Design overview

This section provides an overview of the design of the external CICS® interface (EXCI).

The external CICS interface is an application programming interface that enables a non-CICS program (a client program) running in MVS to call a program (a server program) running in a CICS region, and to pass and receive data by means of a communications area or by means of channels and containers. The CICS application program is invoked as if linked-to by another CICS application program.

The EXCI programming interface allows a user to allocate and open sessions (or pipes) to a CICS region, and to pass distributed program link (DPL) requests over them. The multiregion operation (MRO) facility of CICS interregion communication (IRC) facility supports these requests, and each pipe. (A pipe is a one-way communication path between a sending process and a receiving process. In an external CICS interface implementation, each pipe maps onto one MRO session, where the client program represents the sending process and the CICS server region represents the receiving process.)

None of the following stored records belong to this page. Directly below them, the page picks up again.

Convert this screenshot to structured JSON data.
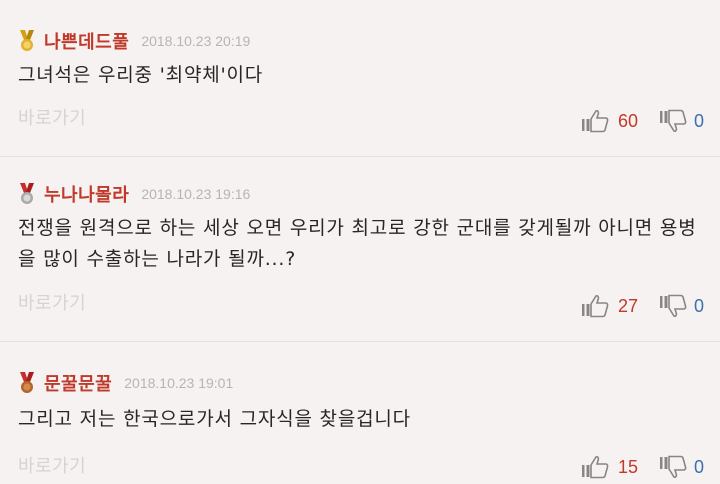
{
  "comments": [
    {
      "username": "나쁜데드풀",
      "timestamp": "2018.10.23 20:19",
      "text": "그녀석은 우리중 '최약체'이다",
      "reply_label": "바로가기",
      "likes": "60",
      "dislikes": "0",
      "medal": "gold-medal-icon"
    },
    {
      "username": "누나나몰라",
      "timestamp": "2018.10.23 19:16",
      "text": "전쟁을 원격으로 하는 세상 오면 우리가 최고로 강한 군대를 갖게될까 아니면 용병을 많이 수출하는 나라가 될까...?",
      "reply_label": "바로가기",
      "likes": "27",
      "dislikes": "0",
      "medal": "silver-medal-icon"
    },
    {
      "username": "문꿀문꿀",
      "timestamp": "2018.10.23 19:01",
      "text": "그리고 저는 한국으로가서 그자식을 찾을겁니다",
      "reply_label": "바로가기",
      "likes": "15",
      "dislikes": "0",
      "medal": "bronze-medal-icon"
    }
  ],
  "colors": {
    "background": "#f6f2f1",
    "username": "#c0392b",
    "like_count": "#c0392b",
    "dislike_count": "#3b6fae",
    "timestamp": "#b9b4b3",
    "reply_link": "#d8d3d2"
  }
}
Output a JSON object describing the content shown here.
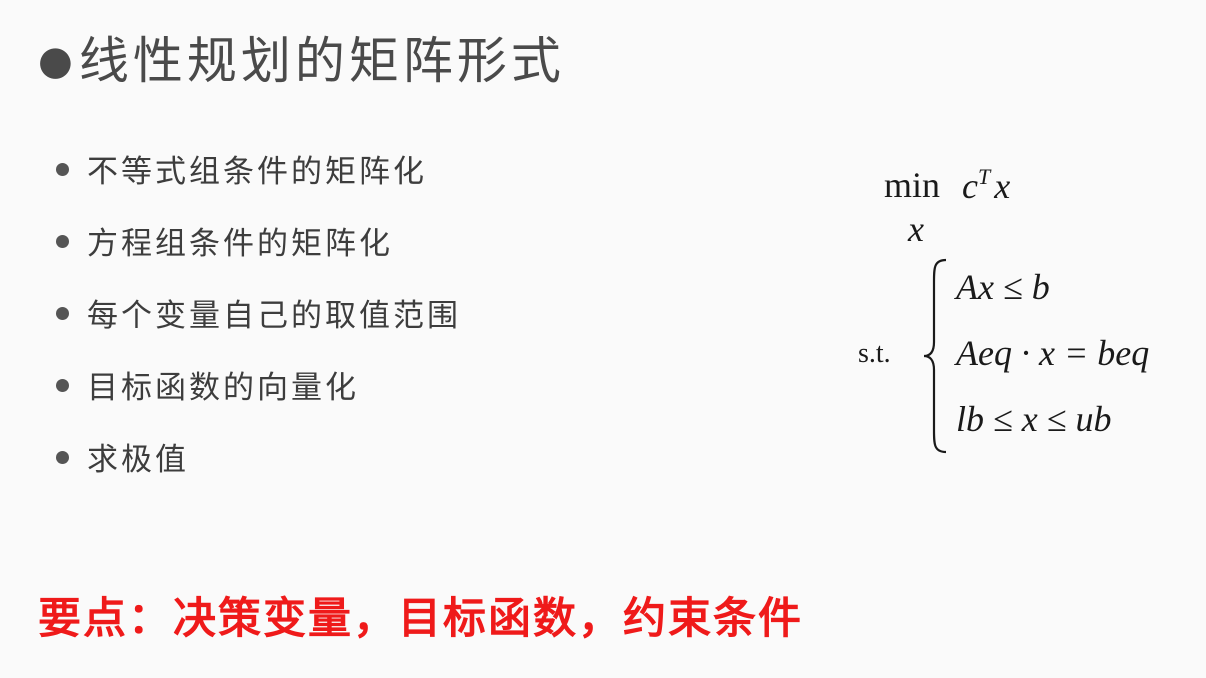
{
  "title": {
    "bullet": "●",
    "text": "线性规划的矩阵形式"
  },
  "bullets": [
    "不等式组条件的矩阵化",
    "方程组条件的矩阵化",
    "每个变量自己的取值范围",
    "目标函数的向量化",
    "求极值"
  ],
  "formula": {
    "min_word": "min",
    "objective": "c",
    "objective_sup": "T",
    "objective_var": "x",
    "min_var": "x",
    "st_label": "s.t.",
    "constraints": [
      "Ax ≤ b",
      "Aeq · x = beq",
      "lb ≤ x ≤ ub"
    ]
  },
  "key_point": "要点：决策变量，目标函数，约束条件",
  "colors": {
    "title": "#4a4a4a",
    "bullet_text": "#3d3d3d",
    "key_point": "#ef1a1a",
    "formula": "#1a1a1a"
  }
}
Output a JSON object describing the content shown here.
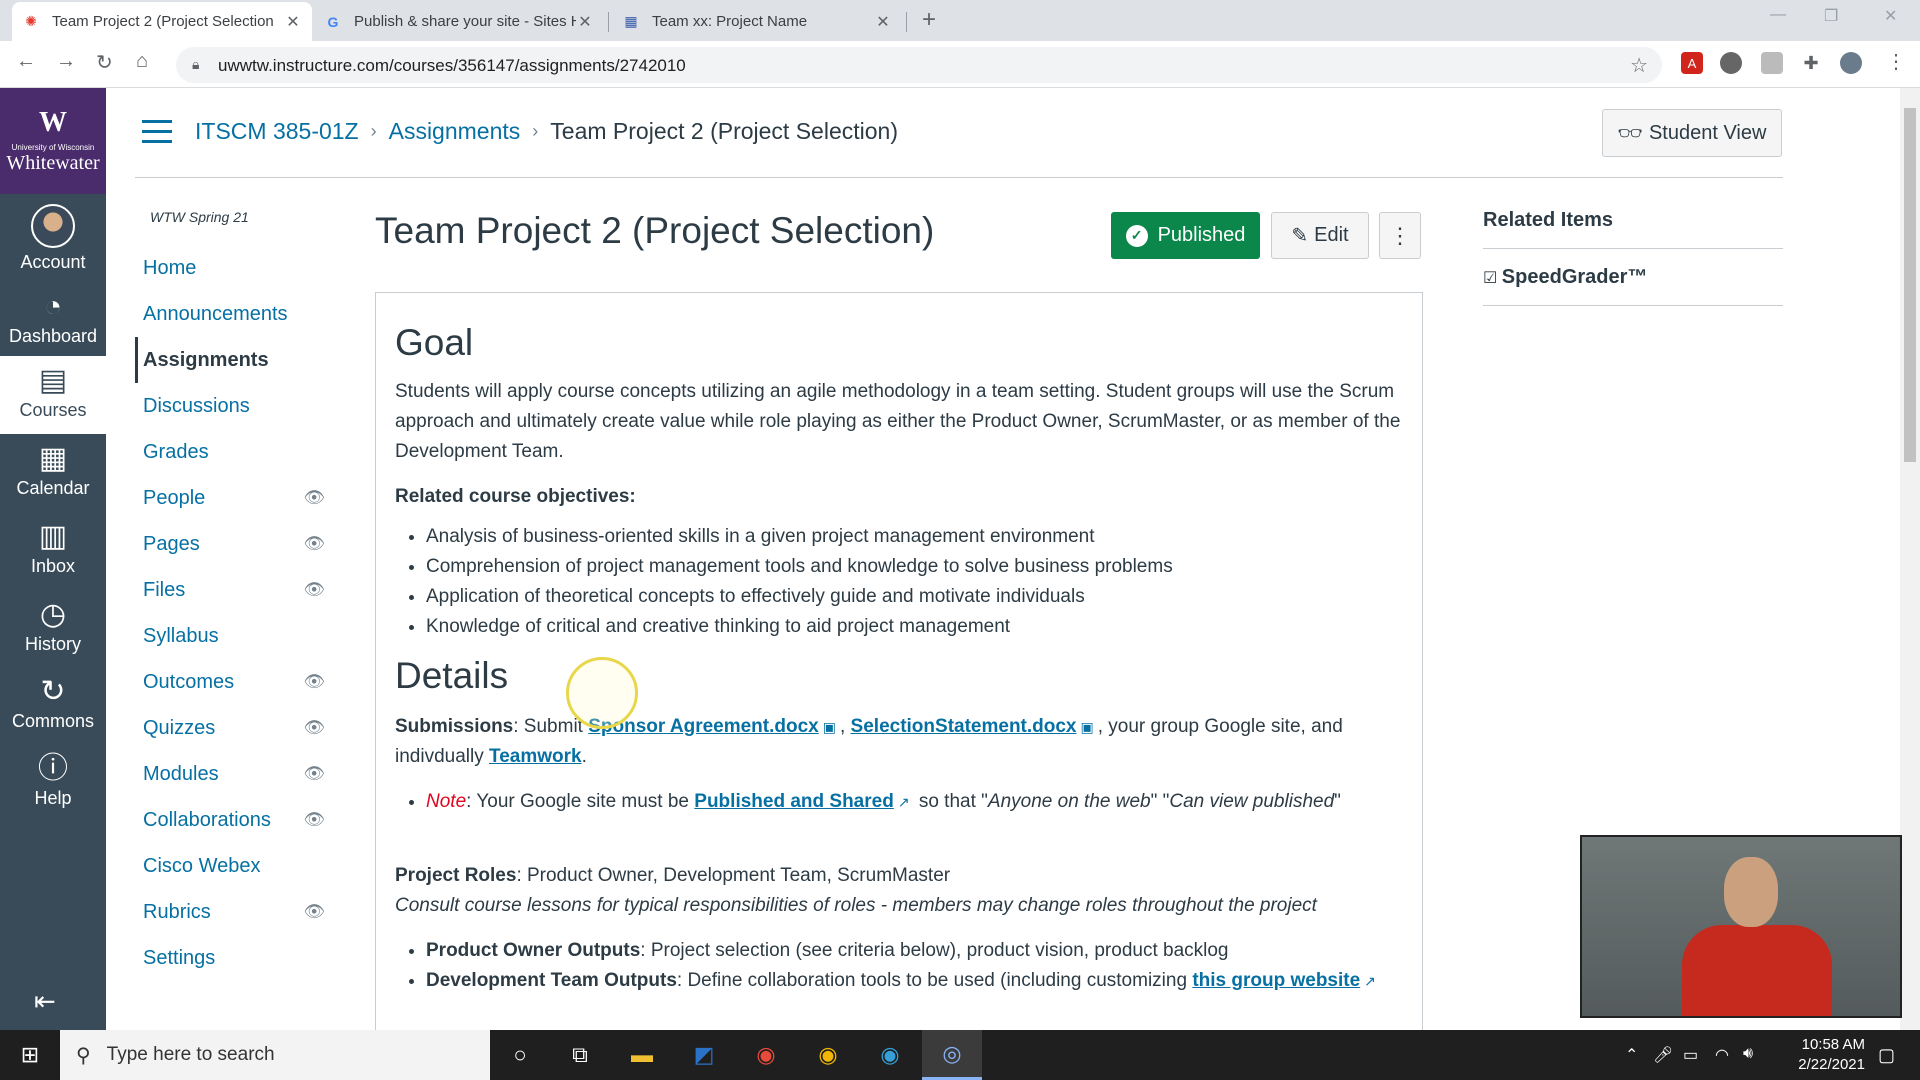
{
  "browser": {
    "tabs": [
      {
        "title": "Team Project 2 (Project Selection",
        "active": true
      },
      {
        "title": "Publish & share your site - Sites H",
        "active": false
      },
      {
        "title": "Team xx: Project Name",
        "active": false
      }
    ],
    "url": "uwwtw.instructure.com/courses/356147/assignments/2742010",
    "new_tab": "+",
    "close": "✕"
  },
  "global_nav": {
    "logo": {
      "mark": "W",
      "line1": "University of Wisconsin",
      "line2": "Whitewater"
    },
    "items": [
      {
        "label": "Account",
        "icon": "avatar-icon"
      },
      {
        "label": "Dashboard",
        "icon": "dashboard-icon"
      },
      {
        "label": "Courses",
        "icon": "courses-icon"
      },
      {
        "label": "Calendar",
        "icon": "calendar-icon"
      },
      {
        "label": "Inbox",
        "icon": "inbox-icon"
      },
      {
        "label": "History",
        "icon": "history-icon"
      },
      {
        "label": "Commons",
        "icon": "commons-icon"
      },
      {
        "label": "Help",
        "icon": "help-icon"
      }
    ],
    "active": "Courses"
  },
  "breadcrumb": {
    "course": "ITSCM 385-01Z",
    "section": "Assignments",
    "current": "Team Project 2 (Project Selection)"
  },
  "student_view": "Student View",
  "course_nav": {
    "term": "WTW Spring 21",
    "items": [
      {
        "label": "Home",
        "hidden": false
      },
      {
        "label": "Announcements",
        "hidden": false
      },
      {
        "label": "Assignments",
        "hidden": false,
        "active": true
      },
      {
        "label": "Discussions",
        "hidden": false
      },
      {
        "label": "Grades",
        "hidden": false
      },
      {
        "label": "People",
        "hidden": true
      },
      {
        "label": "Pages",
        "hidden": true
      },
      {
        "label": "Files",
        "hidden": true
      },
      {
        "label": "Syllabus",
        "hidden": false
      },
      {
        "label": "Outcomes",
        "hidden": true
      },
      {
        "label": "Quizzes",
        "hidden": true
      },
      {
        "label": "Modules",
        "hidden": true
      },
      {
        "label": "Collaborations",
        "hidden": true
      },
      {
        "label": "Cisco Webex",
        "hidden": false
      },
      {
        "label": "Rubrics",
        "hidden": true
      },
      {
        "label": "Settings",
        "hidden": false
      }
    ]
  },
  "assignment": {
    "title": "Team Project 2 (Project Selection)",
    "published_label": "Published",
    "edit_label": "Edit",
    "goal_heading": "Goal",
    "goal_text": "Students will apply course concepts utilizing an agile methodology in a team setting. Student groups will use the Scrum approach and ultimately create value while role playing as either the Product Owner, ScrumMaster, or as member of the Development Team.",
    "objectives_heading": "Related course objectives:",
    "objectives": [
      "Analysis of business-oriented skills in a given project management environment",
      "Comprehension of project management tools and knowledge to solve business problems",
      "Application of theoretical concepts to effectively guide and motivate individuals",
      "Knowledge of critical and creative thinking to aid project management"
    ],
    "details_heading": "Details",
    "submissions_label": "Submissions",
    "submissions_pre": ": Submit ",
    "file1": "Sponsor Agreement.docx",
    "file2": "SelectionStatement.docx",
    "submissions_mid": ", your group Google site, and indivdually ",
    "teamwork": "Teamwork",
    "note_label": "Note",
    "note_pre": ": Your Google site must be ",
    "note_link": "Published and Shared",
    "note_post_1": " so that \"",
    "note_q1": "Anyone on the web",
    "note_post_2": "\" \"",
    "note_q2": "Can view published",
    "note_post_3": "\"",
    "roles_label": "Project Roles",
    "roles_text": ": Product Owner, Development Team, ScrumMaster",
    "roles_italic": "Consult course lessons for typical responsibilities of roles - members may change roles throughout the project",
    "outputs": [
      {
        "label": "Product Owner Outputs",
        "text": ": Project selection (see criteria below), product vision, product backlog"
      },
      {
        "label": "Development Team Outputs",
        "text": ": Define collaboration tools to be used (including customizing ",
        "link": "this group website"
      }
    ]
  },
  "related": {
    "heading": "Related Items",
    "speedgrader": "SpeedGrader™"
  },
  "taskbar": {
    "search_placeholder": "Type here to search",
    "time": "10:58 AM",
    "date": "2/22/2021"
  }
}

Unless the CICS region is running in a sysplex under MVS/ESA 5.1 and therefore able to use cross-system MRO (XCF/MRO), the client program and the CICS server region (the region where the server program runs or is defined) must be in the same MVS image. Although the external CICS interface does not support the cross-memory access method, it can use the XCF access method provided by XCF/MRO. For information about XCF/MRO, see Getting started with intercommunication.

A client program that uses the external CICS interface can operate multiple sessions for different users (either under the same or separate TCBs) all coexisting in the same MVS address space without knowledge of, or interference from, each other.

Where a client program attaches another client program, the attached program runs under its own TCB.